The aim of this study was to develop a Bayesian dose individualisation tool for warfarin. This was incorporated into the freely available software TCIWorks (http://www.tciworks.info/) for use in the clinic.
Methods: All PKPD models of warfarin in the medical literature were identified and evaluated against two warfarin pharmacokinetic and pharmacodynamic datasets. The model with the best external validity was used to develop an optimal design for Bayesian parameter control. The performance of this design was evaluated using simulation-estimation techniques. Finally, the model was implemented in TCIWorks.
Results: A recently published warfarin KPD model was found to provide the best fit for the two external datasets [5]. Optimal sampling days within the first 14 days of therapy were found to be days 3,4,5,11,12,13 and 14. Simulations and parameter estimations suggested that the design will provide stable estimates of warfarin clearance and EC50. A single patient example showed the potential clinical utility of the method in TCIWorks.

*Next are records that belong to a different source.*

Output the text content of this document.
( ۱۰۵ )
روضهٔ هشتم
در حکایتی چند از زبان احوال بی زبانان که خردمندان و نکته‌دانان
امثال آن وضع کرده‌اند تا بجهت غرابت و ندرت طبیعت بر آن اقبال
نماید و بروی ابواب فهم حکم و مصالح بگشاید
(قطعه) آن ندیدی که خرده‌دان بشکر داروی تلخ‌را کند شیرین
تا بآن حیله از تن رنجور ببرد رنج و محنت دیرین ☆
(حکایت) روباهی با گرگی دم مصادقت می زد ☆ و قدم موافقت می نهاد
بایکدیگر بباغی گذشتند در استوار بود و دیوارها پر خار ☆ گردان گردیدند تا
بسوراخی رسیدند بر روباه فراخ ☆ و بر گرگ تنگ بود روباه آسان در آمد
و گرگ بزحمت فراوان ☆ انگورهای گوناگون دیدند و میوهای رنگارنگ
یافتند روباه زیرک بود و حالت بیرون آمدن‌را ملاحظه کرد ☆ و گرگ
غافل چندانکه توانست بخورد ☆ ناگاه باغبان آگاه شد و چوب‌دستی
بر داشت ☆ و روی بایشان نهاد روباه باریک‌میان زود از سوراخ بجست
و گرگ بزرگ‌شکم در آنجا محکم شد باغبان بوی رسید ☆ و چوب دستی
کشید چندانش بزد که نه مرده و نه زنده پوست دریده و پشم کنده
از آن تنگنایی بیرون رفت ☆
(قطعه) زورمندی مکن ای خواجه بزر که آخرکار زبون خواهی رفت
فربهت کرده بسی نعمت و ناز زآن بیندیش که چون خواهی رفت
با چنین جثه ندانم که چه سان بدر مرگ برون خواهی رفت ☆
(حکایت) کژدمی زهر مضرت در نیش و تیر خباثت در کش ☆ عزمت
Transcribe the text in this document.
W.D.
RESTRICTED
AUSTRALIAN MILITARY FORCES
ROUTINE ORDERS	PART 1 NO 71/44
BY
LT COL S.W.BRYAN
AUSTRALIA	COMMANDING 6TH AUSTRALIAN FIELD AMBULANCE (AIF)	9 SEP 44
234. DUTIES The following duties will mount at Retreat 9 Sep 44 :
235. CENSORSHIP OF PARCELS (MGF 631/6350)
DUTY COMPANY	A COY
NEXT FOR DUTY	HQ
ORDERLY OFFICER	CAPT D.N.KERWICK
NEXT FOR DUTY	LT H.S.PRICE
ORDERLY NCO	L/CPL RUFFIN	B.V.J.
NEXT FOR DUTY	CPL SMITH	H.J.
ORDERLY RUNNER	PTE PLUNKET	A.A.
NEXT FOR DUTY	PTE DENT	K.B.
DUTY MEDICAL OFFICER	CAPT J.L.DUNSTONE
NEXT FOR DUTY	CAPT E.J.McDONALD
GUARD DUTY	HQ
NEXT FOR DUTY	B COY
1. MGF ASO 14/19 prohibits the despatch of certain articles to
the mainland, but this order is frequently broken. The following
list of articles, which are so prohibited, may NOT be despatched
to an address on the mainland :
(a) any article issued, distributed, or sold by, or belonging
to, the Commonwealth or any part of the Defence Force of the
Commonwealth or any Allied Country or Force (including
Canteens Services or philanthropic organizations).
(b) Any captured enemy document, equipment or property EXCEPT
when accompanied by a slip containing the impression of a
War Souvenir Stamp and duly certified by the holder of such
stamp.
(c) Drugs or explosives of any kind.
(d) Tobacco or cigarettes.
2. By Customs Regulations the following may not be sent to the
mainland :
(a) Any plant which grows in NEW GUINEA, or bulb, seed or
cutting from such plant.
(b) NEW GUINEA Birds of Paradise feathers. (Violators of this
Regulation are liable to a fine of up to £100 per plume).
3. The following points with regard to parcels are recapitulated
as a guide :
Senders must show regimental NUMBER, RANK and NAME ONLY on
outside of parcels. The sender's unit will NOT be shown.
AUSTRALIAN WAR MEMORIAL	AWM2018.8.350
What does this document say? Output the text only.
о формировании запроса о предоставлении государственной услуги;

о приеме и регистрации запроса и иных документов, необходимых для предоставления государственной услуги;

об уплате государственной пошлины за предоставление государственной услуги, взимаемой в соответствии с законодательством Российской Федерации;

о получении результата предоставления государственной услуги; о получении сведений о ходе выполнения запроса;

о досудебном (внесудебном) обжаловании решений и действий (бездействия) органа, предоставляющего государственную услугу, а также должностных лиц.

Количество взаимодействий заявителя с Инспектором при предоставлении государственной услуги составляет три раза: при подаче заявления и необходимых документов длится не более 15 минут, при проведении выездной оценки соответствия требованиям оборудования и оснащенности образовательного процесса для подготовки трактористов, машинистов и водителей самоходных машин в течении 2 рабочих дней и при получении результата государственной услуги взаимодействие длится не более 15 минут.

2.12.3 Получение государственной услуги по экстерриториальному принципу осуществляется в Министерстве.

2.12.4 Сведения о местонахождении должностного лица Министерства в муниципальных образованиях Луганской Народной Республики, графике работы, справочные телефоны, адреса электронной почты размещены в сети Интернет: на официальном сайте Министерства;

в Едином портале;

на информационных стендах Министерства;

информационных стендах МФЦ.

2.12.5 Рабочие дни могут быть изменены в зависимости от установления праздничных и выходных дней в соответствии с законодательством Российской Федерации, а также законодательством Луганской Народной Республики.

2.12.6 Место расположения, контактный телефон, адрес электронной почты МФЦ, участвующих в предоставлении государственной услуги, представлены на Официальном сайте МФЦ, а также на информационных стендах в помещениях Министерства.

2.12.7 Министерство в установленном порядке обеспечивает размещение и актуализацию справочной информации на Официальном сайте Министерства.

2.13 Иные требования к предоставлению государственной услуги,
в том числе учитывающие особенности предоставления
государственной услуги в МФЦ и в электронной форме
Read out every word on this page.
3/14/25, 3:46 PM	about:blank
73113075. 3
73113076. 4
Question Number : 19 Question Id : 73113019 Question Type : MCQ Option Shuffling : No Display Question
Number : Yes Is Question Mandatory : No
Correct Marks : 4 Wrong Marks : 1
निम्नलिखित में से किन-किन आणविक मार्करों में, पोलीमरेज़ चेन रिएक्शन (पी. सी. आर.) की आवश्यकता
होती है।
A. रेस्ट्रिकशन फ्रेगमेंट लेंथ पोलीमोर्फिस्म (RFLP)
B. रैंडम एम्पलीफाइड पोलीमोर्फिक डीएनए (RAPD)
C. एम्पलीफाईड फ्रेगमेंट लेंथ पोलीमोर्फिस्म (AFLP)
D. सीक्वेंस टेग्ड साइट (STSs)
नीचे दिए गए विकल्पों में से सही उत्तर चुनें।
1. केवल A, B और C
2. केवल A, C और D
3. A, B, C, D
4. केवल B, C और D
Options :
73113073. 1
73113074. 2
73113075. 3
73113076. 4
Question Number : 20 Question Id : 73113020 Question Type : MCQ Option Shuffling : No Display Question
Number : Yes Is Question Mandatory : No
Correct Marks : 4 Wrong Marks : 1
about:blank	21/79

Conclusions: A Bayesian dose individualisation tool for warfarin was developed. Further research to assess the predictive performance of the tool in warfarin patients is underway.
References:
[1] Tan ES et al. Am J Ger Pharmacol. 2007, 5(3):232-5.
[2] The Stroke Prevention in Atrial Fibrillation Investigators. Lancet. 1996;348:633-8.
[3] van Walraven C et al. Chest. 2006;129:1155-66.
[4] Rose AJ et al. J Thromb Haemost. 2009;7:94-101.
[5] Hamberg AK et al. Clin Pharmacol Ther. 2010;87(6):727-34.